“AI governance is not primarily a technical challenge it is a power question about who sets the rules for a technology that will reshape every sector of the global economy.” AI governance encompasses the laws, standards, norms, and institutional arrangements that guide the development, deployment, and oversight of artificial intelligence systems, operating across national, regional, and international levels simultaneously.
Executive Summary
AI governance has moved from an academic policy discussion to active legislative and regulatory implementation at speed rarely seen in technology governance history. The EU AI Act became law in August 2024. The US issued its Executive Order on AI in October 2023 and the National Security Memorandum on AI in October 2024. China enacted its Interim Measures for Generative AI Services in August 2023 and its AI Safety Governance Framework in 2024. The resulting landscape is a tripartite governance architecture EU rule-of-law, US market-led, China state-controlled whose incompatibility creates compliance burdens for multinational firms and fragmentation risks for the global AI ecosystem. Governance frameworks are now a primary arena for US-China strategic competition.
The Strategic Mechanism
- Risk-based regulation: The EU AI Act approach categorizes AI systems by risk level (unacceptable, high, limited, minimal) and imposes proportionate obligations. This framework is being adopted as a template by Canada, Brazil, and Southeast Asian regulators.
- Voluntary commitments and standards: The US approach has historically relied on voluntary industry commitments (the 2023 White House Voluntary AI Commitments), NIST standards development, and sector-specific agency regulation rather than comprehensive legislation.
- State-directed governance: China’s approach uses AI governance to simultaneously advance AI capability and ensure Communist Party oversight of AI outputs, with the CAC serving as the primary regulatory body for generative AI content.
- International standards bodies: The ISO/IEC JTC1 SC42 AI standards committee, the OECD AI Policy Observatory, and the Global Partnership on AI (GPAI) represent multilateral governance attempts that operate in parallel with national frameworks.
- Compute governance: Using the computational threshold required to train AI systems as a measurable proxy for capability, enabling governance interventions (notification requirements, safety evaluations) that do not require defining “capability” in advance.
Market & Policy Impact
- The EU AI Act imposes fines of up to 7% of global annual turnover for violations involving prohibited AI applications, creating significant compliance costs for US and Chinese firms operating in European markets.

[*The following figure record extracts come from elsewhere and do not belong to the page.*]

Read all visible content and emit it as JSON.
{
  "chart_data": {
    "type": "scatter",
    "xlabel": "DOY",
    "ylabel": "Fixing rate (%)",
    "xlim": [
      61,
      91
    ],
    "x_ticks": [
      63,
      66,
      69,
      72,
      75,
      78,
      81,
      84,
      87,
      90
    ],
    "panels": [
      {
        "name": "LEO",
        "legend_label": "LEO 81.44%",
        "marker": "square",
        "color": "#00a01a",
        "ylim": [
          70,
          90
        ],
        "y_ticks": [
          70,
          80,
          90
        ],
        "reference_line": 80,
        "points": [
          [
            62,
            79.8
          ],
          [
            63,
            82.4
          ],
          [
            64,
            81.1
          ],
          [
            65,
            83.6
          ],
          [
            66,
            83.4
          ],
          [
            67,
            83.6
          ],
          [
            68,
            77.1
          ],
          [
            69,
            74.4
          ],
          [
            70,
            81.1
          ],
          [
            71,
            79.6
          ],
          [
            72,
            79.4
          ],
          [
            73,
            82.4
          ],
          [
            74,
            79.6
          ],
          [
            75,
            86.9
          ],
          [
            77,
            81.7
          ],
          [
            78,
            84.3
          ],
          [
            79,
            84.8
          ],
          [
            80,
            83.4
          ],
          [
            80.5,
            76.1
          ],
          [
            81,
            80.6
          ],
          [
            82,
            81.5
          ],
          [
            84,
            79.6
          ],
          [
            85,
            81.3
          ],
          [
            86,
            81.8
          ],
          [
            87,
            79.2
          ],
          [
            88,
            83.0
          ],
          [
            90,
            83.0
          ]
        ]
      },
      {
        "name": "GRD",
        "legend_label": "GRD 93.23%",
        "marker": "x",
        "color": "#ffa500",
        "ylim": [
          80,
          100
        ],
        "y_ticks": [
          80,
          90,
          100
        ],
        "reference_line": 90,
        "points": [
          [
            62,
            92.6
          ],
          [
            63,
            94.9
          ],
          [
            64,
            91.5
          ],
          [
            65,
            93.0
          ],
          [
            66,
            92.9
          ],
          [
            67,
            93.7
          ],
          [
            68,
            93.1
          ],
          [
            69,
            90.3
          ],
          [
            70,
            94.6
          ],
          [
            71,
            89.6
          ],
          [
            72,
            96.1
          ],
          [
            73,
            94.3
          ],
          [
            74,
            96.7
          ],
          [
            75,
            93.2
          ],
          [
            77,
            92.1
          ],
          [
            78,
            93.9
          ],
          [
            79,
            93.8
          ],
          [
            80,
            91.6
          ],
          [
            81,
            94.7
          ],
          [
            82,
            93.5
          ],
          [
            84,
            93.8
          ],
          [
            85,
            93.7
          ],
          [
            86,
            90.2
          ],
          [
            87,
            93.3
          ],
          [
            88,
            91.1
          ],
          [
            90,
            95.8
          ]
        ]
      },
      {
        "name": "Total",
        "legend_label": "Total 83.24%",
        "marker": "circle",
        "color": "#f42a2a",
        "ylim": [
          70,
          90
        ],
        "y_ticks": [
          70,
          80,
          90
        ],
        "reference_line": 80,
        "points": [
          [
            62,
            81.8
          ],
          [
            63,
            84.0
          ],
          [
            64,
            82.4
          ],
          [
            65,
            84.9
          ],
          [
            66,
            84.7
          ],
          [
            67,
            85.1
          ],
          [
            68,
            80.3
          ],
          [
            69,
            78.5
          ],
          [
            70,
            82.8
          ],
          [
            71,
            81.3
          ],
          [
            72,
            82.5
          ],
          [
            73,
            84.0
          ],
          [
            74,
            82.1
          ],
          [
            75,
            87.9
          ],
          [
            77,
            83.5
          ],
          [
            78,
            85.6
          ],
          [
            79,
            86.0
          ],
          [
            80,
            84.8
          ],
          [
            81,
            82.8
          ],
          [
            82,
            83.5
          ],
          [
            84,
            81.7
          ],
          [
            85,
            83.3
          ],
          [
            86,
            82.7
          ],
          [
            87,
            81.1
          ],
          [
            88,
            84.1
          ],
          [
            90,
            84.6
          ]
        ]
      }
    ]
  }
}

- The US National Institute of Standards and Technology (NIST) AI Risk Management Framework (2023) has been adopted as a voluntary governance standard by hundreds of companies and referenced in regulatory guidance across sectors including healthcare (FDA) and finance (SEC).
- India’s approach announced in 2024 requires government approval before deploying AI tools that could be “unreliable,” representing a regulatory model distinct from both EU and US frameworks and relevant to other emerging market democracies.
- Singapore’s Model AI Governance Framework, first published in 2019 and updated in 2024, has become a reference document for Southeast Asian governments designing AI regulations, illustrating how small states can achieve governance influence disproportionate to their economic size.
- The UN AI Advisory Body’s 2024 report “Governing AI for Humanity” called for a new international AI governance body, but faced resistance from the US and China, both of whom prefer to shape governance through bilateral and standards-body channels rather than UN mechanisms.
Modern Case Study: The EU AI Act From Draft to Implementation, 2021-2025
The EU AI Act followed a trajectory that illustrates the speed at which AI governance has institutionalized. First proposed by the European Commission in April 2021, the draft did not include generative AI provisions. The ChatGPT breakthrough in late 2022 forced a legislative revision adding GPAI Model obligations (Articles 51-56), significantly expanding the Act’s scope and creating intense lobbying from US tech firms. The Act entered into force in August 2024, with a phased implementation timeline: prohibited applications banned in February 2025, high-risk system obligations taking effect in 2026-2027. The Act’s extraterritorial reach applying to any AI system deployed in the EU regardless of where it was developed means that every major US and Chinese AI developer must comply with European rules. This Brussels Effect in AI governance has made the EU the de facto setter of global baseline AI compliance standards, even as the US and China pursue different regulatory philosophies.